The Gift and Mystery of the Priesthood
I recently read an interview with a priest-author in which he stated: “I do not know of any condition of man, any state of life, which gives such immediate access to so many people of all kinds, as does the Catholic priesthood.”
That was certainly my experience of the priesthood as I was growing up in Our Lady Queen of Peace Parish on Staten Island, New York. The priests of our parish were universally admired by parishioners young and old, rich and poor alike. Even from a young age, I recognized that people went to our priests “in situations of suffering, of illness, of death, of problems in the family,” but that our priests were also with us when we celebrated our first Sacraments in the Church, our academic achievements in school, and our triumphs on the athletic fields. They were indeed “our priests.” We knew they belonged to us, and that they allowed us to have a claim on them.

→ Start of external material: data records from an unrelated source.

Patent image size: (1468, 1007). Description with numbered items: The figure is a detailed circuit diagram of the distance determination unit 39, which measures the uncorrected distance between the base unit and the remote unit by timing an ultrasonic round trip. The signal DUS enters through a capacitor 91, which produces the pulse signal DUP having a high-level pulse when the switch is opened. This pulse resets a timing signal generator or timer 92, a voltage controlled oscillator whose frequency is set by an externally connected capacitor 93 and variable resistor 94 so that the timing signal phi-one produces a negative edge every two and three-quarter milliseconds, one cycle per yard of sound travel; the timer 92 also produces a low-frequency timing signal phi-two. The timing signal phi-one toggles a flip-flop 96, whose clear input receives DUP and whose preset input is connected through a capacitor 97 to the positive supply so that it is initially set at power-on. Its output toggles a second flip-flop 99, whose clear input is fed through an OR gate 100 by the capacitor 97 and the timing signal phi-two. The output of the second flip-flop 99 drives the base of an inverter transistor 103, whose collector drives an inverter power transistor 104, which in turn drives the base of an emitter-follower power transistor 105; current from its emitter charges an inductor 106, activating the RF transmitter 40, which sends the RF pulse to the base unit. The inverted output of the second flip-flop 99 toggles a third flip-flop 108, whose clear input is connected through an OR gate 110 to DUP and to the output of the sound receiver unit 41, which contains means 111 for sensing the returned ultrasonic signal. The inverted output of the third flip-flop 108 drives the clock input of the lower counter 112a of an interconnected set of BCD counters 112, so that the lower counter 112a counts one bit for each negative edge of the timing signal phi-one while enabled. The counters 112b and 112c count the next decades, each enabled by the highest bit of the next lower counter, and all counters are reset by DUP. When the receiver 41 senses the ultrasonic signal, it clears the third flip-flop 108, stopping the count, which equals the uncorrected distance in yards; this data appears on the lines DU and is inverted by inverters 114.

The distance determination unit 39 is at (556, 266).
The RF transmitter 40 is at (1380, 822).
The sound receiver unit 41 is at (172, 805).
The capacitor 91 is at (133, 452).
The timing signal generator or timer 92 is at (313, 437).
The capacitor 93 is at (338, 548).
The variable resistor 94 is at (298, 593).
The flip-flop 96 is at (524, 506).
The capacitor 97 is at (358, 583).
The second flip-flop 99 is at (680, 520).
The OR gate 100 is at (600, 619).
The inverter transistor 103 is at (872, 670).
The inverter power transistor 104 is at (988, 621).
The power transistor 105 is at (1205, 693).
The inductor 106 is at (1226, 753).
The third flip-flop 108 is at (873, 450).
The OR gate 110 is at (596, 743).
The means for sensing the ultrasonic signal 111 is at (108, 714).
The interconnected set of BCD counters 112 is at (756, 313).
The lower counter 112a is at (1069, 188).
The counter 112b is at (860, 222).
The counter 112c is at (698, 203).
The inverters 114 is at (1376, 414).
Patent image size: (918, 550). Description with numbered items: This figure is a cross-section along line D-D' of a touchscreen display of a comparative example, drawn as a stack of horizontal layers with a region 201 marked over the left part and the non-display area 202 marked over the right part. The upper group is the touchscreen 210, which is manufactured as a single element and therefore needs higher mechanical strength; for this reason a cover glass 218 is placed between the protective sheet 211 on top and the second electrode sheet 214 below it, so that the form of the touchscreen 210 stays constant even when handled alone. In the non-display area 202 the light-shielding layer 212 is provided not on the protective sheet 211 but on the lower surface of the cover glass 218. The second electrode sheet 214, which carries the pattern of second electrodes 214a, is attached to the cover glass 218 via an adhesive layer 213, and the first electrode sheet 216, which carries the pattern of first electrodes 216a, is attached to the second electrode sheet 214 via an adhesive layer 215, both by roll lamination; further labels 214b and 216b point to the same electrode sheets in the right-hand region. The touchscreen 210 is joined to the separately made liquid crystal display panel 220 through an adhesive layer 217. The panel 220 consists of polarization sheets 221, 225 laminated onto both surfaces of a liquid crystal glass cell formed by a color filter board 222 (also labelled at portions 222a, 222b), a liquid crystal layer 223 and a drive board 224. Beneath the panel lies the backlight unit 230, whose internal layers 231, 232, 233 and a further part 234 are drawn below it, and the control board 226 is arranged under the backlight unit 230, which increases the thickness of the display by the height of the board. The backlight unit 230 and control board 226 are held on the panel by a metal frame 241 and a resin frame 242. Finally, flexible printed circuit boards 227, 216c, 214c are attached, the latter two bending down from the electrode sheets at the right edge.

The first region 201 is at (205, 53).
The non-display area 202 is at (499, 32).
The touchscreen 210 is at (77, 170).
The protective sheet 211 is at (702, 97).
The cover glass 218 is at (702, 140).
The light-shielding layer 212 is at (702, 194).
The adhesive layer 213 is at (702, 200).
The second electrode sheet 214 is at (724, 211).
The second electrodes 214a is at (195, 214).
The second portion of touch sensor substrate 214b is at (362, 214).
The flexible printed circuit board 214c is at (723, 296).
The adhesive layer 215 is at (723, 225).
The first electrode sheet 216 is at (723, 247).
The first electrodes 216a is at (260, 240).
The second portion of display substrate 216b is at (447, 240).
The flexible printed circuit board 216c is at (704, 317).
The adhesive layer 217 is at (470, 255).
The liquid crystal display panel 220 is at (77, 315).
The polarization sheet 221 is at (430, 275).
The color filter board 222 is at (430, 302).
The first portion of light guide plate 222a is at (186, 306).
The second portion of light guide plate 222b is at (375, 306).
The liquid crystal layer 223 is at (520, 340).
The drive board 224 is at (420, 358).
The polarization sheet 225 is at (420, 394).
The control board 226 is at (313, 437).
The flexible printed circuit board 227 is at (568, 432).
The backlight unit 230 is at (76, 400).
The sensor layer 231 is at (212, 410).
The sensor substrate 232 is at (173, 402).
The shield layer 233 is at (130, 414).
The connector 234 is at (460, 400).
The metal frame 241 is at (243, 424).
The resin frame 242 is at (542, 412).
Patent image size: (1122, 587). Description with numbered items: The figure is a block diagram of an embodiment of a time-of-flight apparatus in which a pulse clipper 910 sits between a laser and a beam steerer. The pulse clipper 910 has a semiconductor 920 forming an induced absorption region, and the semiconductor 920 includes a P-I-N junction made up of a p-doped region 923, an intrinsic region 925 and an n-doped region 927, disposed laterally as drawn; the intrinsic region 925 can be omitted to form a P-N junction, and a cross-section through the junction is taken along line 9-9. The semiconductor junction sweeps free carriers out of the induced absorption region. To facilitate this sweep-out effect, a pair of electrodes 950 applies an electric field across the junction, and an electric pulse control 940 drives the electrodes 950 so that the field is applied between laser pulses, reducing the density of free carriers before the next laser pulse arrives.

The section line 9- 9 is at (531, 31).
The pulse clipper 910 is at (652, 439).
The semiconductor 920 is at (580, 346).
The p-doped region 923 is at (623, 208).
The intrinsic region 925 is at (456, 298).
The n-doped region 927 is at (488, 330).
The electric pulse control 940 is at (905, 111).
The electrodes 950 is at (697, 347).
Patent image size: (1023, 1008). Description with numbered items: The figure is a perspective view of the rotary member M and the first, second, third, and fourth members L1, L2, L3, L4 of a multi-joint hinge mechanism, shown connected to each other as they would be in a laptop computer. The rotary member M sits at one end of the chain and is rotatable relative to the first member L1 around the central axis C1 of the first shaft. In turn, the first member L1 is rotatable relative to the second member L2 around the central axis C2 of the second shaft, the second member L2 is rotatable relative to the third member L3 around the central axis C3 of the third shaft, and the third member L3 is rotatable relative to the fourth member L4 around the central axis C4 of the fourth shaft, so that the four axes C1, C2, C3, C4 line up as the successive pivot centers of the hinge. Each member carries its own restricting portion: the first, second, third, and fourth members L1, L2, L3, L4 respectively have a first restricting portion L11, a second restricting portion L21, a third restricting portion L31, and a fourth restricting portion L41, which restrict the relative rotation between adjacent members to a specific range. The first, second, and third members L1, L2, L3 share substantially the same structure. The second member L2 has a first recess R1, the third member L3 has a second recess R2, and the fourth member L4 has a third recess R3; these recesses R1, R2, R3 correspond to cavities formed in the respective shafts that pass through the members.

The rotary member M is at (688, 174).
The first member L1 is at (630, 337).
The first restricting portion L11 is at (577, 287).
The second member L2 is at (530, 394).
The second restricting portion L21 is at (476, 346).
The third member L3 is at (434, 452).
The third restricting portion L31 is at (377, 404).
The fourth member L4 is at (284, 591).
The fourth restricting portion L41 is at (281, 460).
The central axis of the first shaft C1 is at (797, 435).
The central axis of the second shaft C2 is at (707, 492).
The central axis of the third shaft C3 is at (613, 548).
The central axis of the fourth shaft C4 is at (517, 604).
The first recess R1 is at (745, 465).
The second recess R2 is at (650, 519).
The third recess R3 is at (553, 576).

Years later, as a student at Notre Dame, I served as a Resident Assistant in Siegfried Hall. In some small measure I had an experience of what it was like to make myself available in service to others. The students knew they had a claim on me, and they invited me to accompany them in their moments of joy and grief, success and failure.
This experience helped me discern the Lord’s call to religious life and priesthood. I knew that there were many ways that I could serve Him and others, but I knew of no better way to reach so many different people in every aspect of life.
I knew, too, that it is the priest alone who stands in the person of Christ, and makes our Lord sacramentally present for His people. It is the priest, as spiritual father, who gives Christians new birth in Baptism, who feeds and nourishes them in the Eucharist, who forgives their sins and anoints them in their illnesses. I felt a deep desire to give my life to the Lord so that through me He could be present to all His people, in all these situations and more.
Even in my still few years of priesthood, I have already experienced the many joys of priestly ministry, and seen the truth of what Pope Benedict has said to priests: “No other profession, it seems to me, gives the possibility of knowing the human person in his or her humanity.”
As a priest in parish ministry, as a priest formator on the staff of a seminary, and even now as a priest in graduate studies, I have seen time and again how my share in Christ’s priesthood gives me a share in people’s lives and allows others to be themselves with me. In the Sacraments I celebrate for them, and even in day to day encounters, people of all kinds – grade school students on the playground, young people discerning their vocation, couples facing challenges in their marriages, and even strangers on the street – see in the collar I wear a sign that I belong to them. They know that because I am a priest, I am theirs, and in me they can find the compassion, forgiveness, and love of the Lord.
I know that this is through no achievement, wisdom, or holiness of my own. It is only through the Lord’s gracious gift of my vocation to the priesthood that I have experienced these tremendous honors and joys, and that so many people call me Father. I therefore give thanks always for the great gift and mystery of the priesthood and my share in it.